The panel looked at such things as how U.S. shale gas could affect global economic development, energy access in developing countries, and implications for the U.S. of deeper gas market integration with the rest of the world, principally from LNG exports.

Panelists included Pete Stark, Senior Research Director and Advisor, IHS; David Sandalow, former Under Secretary of Energy, now Inaugural Fellow at Center on Global Energy Policy at Columbia University;  Christopher Smith, Principal Deputy Assistant Secretary for Fossil Energy, Department of Energy; and Andrew Ware, Director of Strategic Projects for Cheniere Energy.

The key to manufacturing growth, whether domestically or globally, is the cost of energy and accessibility to feedstocks, the panel said. Panel members went through the history of development of the vast natural gas and oil resources that the  shale revolution has unlocked, estimating that U.S. shale production has reversed $1 trillion in oil imports into the U.S. And that “the unexpected surge in U.S. oil and gas production is quickly moving the country toward a surplus.”

TX-LA-LNG-plantsCheniere Energy (ticker: LNG) Director of Strategic Projects Andrew Ware said the U.S. is a sleeping giant in the LNG markets. “We are giving LNG buyers something they’ve never had before—an alternative.” Ware discussed that the company’s Sabine Pass LNG export facility on the Gulf Coast will be the first U.S. LNG export plant in operation.

“Globally natural gas will be the fastest growing hydrocarbon in the world,” Ware said. “Gas versus coal in Asia is going to be a slugfest.”

Other panel members discussed shale development in China, but concluded the country is far behind North America in developing its own shale gas resources, leading to the need to import U.S. LNG. Chris Smith, who said he manages approval of LNG projects for the Department of Energy, gave some history of LNG in the U.S., noting the move to create destination facilities for LNG pre-shale, which was replaced by a move to create LNG export facilities post-shale. He said, “We want to help the Chinese achieve their [energy] goals.” Smith also said Africa is a developing region in need of cheap energy sources and that U.S. LNG could fill a need for those developing countries as well.

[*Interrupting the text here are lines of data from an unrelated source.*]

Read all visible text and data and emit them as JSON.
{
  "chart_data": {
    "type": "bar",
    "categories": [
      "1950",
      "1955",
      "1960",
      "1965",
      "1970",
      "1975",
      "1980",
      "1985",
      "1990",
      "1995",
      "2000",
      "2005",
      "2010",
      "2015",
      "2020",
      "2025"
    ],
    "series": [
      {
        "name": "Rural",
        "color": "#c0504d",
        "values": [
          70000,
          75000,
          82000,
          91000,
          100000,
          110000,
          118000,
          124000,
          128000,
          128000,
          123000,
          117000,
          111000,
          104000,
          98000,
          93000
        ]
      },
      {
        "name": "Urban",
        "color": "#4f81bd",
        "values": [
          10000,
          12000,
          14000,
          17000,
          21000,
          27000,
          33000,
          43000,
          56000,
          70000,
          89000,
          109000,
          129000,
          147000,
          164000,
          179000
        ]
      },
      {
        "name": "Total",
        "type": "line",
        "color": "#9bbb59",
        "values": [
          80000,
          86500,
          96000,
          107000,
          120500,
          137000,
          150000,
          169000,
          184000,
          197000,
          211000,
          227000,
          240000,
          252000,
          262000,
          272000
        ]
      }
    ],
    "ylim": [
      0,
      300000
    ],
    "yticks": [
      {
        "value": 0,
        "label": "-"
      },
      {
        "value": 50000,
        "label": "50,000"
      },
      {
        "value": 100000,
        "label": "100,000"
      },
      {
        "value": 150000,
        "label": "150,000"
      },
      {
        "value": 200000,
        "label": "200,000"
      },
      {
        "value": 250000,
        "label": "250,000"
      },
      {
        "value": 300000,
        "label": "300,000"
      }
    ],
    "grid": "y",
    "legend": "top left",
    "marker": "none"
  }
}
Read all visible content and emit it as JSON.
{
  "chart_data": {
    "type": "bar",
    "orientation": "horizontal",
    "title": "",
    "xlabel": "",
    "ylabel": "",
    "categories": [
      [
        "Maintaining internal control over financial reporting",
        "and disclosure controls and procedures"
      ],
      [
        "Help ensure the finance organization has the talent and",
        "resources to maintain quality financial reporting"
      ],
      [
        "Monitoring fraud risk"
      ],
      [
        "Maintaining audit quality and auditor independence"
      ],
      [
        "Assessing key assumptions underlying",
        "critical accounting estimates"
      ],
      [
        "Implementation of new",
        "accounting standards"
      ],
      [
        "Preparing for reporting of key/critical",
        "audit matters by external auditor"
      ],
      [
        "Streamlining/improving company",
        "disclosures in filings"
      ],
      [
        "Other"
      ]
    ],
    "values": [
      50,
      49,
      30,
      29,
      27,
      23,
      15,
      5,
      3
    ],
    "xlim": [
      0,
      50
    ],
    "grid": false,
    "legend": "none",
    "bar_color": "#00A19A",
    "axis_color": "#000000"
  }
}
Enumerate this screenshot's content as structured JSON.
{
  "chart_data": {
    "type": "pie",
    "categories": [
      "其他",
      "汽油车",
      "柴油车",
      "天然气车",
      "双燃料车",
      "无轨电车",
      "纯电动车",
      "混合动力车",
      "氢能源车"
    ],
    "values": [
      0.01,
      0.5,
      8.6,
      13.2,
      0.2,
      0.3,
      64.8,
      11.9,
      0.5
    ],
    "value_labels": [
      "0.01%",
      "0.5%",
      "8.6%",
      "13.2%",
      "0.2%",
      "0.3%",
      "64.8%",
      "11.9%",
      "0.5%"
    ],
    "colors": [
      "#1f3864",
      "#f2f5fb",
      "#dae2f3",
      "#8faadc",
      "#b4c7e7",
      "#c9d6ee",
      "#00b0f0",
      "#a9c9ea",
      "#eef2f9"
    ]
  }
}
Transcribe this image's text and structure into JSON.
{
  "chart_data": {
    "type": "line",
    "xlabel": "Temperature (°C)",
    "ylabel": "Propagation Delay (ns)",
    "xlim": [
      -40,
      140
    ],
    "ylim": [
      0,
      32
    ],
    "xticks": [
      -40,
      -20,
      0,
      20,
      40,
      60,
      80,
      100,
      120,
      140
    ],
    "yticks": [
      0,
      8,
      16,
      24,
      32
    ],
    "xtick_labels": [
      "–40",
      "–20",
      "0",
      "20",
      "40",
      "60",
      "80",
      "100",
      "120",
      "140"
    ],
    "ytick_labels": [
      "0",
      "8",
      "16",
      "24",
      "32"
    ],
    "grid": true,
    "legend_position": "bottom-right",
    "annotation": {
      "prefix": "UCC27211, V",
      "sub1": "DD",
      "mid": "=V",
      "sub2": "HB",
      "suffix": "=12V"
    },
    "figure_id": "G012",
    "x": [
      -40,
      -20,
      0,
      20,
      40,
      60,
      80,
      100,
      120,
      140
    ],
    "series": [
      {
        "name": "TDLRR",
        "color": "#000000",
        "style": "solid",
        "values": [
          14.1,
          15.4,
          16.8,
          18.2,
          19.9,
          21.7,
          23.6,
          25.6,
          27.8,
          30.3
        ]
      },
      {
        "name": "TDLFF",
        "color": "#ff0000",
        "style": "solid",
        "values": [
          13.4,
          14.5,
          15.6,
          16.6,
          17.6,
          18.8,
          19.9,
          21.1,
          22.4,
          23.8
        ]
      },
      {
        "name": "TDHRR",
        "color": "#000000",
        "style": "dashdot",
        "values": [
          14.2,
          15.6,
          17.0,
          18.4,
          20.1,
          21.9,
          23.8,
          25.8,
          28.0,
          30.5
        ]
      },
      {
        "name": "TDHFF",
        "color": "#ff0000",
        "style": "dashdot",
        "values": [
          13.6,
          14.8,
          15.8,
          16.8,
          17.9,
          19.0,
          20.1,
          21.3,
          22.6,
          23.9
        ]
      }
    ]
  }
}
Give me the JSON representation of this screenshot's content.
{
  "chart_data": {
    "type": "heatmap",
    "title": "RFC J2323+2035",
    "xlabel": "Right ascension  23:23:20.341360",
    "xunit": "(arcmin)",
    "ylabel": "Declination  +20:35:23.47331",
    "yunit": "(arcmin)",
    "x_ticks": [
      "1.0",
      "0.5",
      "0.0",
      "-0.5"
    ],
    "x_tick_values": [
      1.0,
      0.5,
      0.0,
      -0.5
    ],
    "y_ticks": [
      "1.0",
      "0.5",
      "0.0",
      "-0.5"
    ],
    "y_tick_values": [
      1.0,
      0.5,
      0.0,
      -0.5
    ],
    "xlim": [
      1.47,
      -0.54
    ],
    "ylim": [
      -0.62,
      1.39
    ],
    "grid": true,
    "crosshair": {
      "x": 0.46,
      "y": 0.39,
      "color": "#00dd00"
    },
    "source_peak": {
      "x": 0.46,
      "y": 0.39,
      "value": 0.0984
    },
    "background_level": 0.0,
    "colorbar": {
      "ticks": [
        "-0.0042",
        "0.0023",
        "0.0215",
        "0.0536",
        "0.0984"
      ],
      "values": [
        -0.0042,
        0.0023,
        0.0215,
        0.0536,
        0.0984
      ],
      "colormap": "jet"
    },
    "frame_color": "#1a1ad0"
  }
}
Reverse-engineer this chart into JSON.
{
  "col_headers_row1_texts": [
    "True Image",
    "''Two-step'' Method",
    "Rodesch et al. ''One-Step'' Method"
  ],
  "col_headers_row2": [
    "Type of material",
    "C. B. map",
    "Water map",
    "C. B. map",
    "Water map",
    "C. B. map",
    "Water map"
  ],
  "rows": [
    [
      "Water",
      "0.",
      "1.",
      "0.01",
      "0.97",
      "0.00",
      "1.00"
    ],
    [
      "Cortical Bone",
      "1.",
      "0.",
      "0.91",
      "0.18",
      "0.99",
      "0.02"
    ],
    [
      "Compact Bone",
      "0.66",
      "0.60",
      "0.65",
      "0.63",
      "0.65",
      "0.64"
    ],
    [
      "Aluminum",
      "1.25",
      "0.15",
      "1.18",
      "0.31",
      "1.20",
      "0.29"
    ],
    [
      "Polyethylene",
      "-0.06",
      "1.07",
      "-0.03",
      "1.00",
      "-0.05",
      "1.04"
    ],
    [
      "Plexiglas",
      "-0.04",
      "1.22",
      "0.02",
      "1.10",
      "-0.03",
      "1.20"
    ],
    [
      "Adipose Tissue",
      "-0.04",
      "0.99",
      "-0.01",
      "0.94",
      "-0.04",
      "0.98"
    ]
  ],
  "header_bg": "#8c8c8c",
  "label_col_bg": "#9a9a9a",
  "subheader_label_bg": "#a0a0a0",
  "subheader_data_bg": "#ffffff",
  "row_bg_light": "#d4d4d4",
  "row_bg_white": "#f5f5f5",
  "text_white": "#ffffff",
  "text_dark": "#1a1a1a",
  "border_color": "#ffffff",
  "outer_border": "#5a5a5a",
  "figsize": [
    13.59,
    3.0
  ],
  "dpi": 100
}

The discussion turned to how long the shale revolution will last. The panel said if production grows 30%-40% in 5-7 years and if it can be sustained at those levels for 30 years, the export role for U.S. LNG is clear.

Referring to the vast size of total shale gas resources in the U.S. shale basins, and the increasing volumes that the industry is learning how to extract with each well, Pete Stark summarized the situation as such: “The shale boom is only ten years old–we’re in the first inning of a nine inning ballgame.”